WE TAKE a look at the stories making headlines in East Lothian 25, 50 and 100 years ago.

25 years ago

‘CREMATORIUM plan gets green light despite objections’ was the headline in the East Lothian Courier on May 8, 1998.

Controversial plans for a private crematorium at Alderston House, Haddington, and a garden of remembrance in the old walled garden have been given outline planning permission.

Objections were received from seven neighbours who complained the development would affect the setting of the mansion house – a listed building – and the amenity of their homes.

The site, they said, had always been designated for agricultural purposes and was in use as such.

The walled garden was part of a listed building and the parkland formed an area of great landscape value.

A countryside location was not the only place for such a business, the majority of crematoria being in urban locations such as Warriston, Monktonhall and Seafield, Edinburgh.

All the benefits, they complained, were to the applicant, Manor Homes, and none to the environment.

50 years ago

A ‘GANG battle’ between ‘rockers’ and ‘skinheads’ led to ‘vicious-looking weapons’ being found outside a Haddington landmark, told the East Lothian Courier on May 11, 1973.

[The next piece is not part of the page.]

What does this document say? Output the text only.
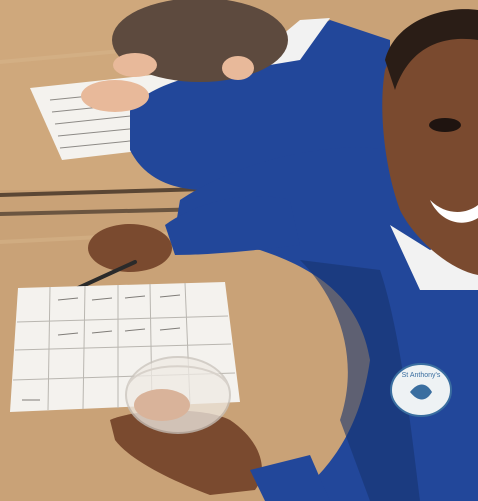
St Anthony's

Police found an assortment of vicious-looking weapons outside the Corn Exchange, Haddington, following a dance which erupted in a gang battle between ‘Rockers’ and ‘Skinheads,’ Haddington Sheriff Court heard on Thursday last.

The procurator Fiscal, Mr Peter Morrison, showed the court the weapons – two hammers, two knives, a steel comb, the neck of a broken bottle, a chain with a large padlock, a chain with bolts attached and a chain with a handle.

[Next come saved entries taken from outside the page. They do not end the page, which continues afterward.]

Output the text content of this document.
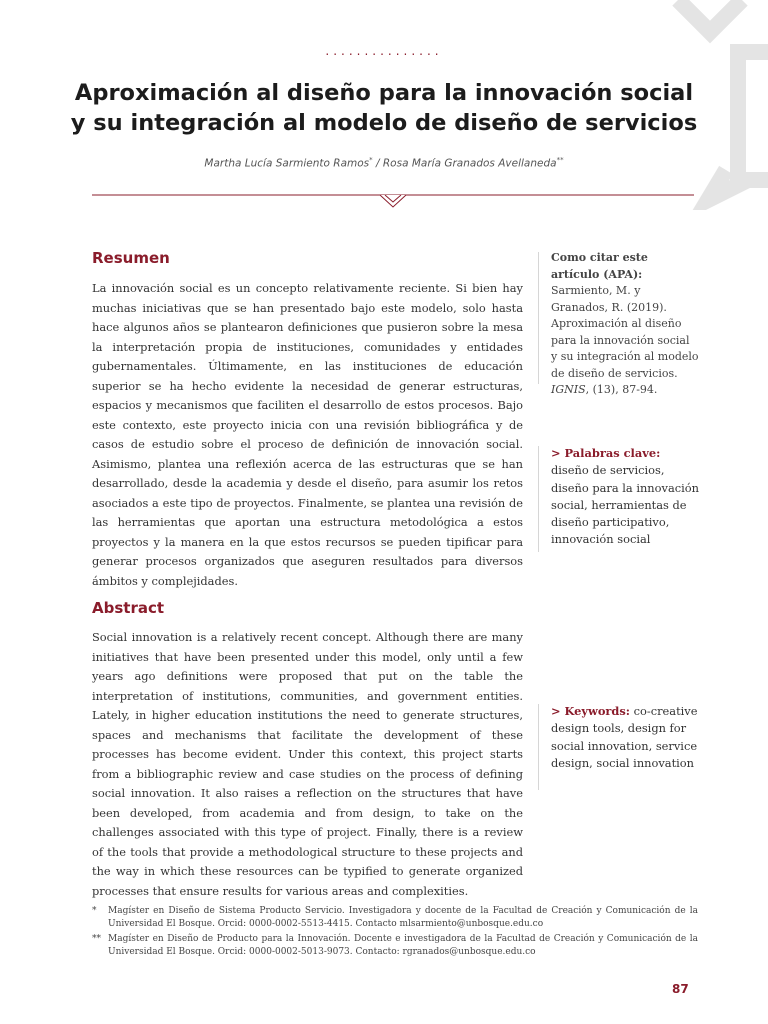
...............
Aproximación al diseño para la innovación social
y su integración al modelo de diseño de servicios
Martha Lucía Sarmiento Ramos* / Rosa María Granados Avellaneda**
Resumen

La innovación social es un concepto relativamente reciente. Si bien hay muchas iniciativas que se han presentado bajo este modelo, solo hasta hace algunos años se plantearon definiciones que pusieron sobre la mesa la interpretación propia de instituciones, comunidades y entidades gubernamentales. Últimamente, en las instituciones de educación superior se ha hecho evidente la necesidad de generar estructuras, espacios y mecanismos que faciliten el desarrollo de estos procesos. Bajo este contexto, este proyecto inicia con una revisión bibliográfica y de casos de estudio sobre el proceso de definición de innovación social. Asimismo, plantea una reflexión acerca de las estructuras que se han desarrollado, desde la academia y desde el diseño, para asumir los retos asociados a este tipo de proyectos. Finalmente, se plantea una revisión de las herramientas que aportan una estructura metodológica a estos proyectos y la manera en la que estos recursos se pueden tipificar para generar procesos organizados que aseguren resultados para diversos ámbitos y complejidades.

Abstract

Social innovation is a relatively recent concept. Although there are many initiatives that have been presented under this model, only until a few years ago definitions were proposed that put on the table the interpretation of institutions, communities, and government entities. Lately, in higher education institutions the need to generate structures, spaces and mechanisms that facilitate the development of these processes has become evident. Under this context, this project starts from a bibliographic review and case studies on the process of defining social innovation. It also raises a reflection on the structures that have been developed, from academia and from design, to take on the challenges associated with this type of project. Finally, there is a review of the tools that provide a methodological structure to these projects and the way in which these resources can be typified to generate organized processes that ensure results for various areas and complexities.

Como citar este artículo (APA): Sarmiento, M. y Granados, R. (2019). Aproximación al diseño para la innovación social y su integración al modelo de diseño de servicios. IGNIS, (13), 87-94.

> Palabras clave: diseño de servicios, diseño para la innovación social, herramientas de diseño participativo, innovación social

> Keywords: co-creative design tools, design for social innovation, service design, social innovation

* Magíster en Diseño de Sistema Producto Servicio. Investigadora y docente de la Facultad de Creación y Comunicación de la Universidad El Bosque. Orcid: 0000-0002-5513-4415. Contacto mlsarmiento@unbosque.edu.co
** Magíster en Diseño de Producto para la Innovación. Docente e investigadora de la Facultad de Creación y Comunicación de la Universidad El Bosque. Orcid: 0000-0002-5013-9073. Contacto: rgranados@unbosque.edu.co
87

The weapons were found in and around the Corn Exchange on October 13 after an incident in which a youth was assaulted with a hammer and knife.

At the court, one 17-year-old from Haddington was sent to Borstal training and another sentenced to 30 days’ detention in a Young Offenders’ Institution.

100 years ago

A HORSE-DRAWN bus made its final appearance in Dunbar as it was replaced by a motorised service, reported The Haddingtonshire Courier on May 11, 1923.

This week has seen the disappearance of the horse-drawn bus from the St George Stables.

For a great many years, the bus has plied between the railway station and different parts of the town.

The substitution of a commodious and well-appointed motor bus, which will permit of much more expeditious transport of passengers, will be appreciated.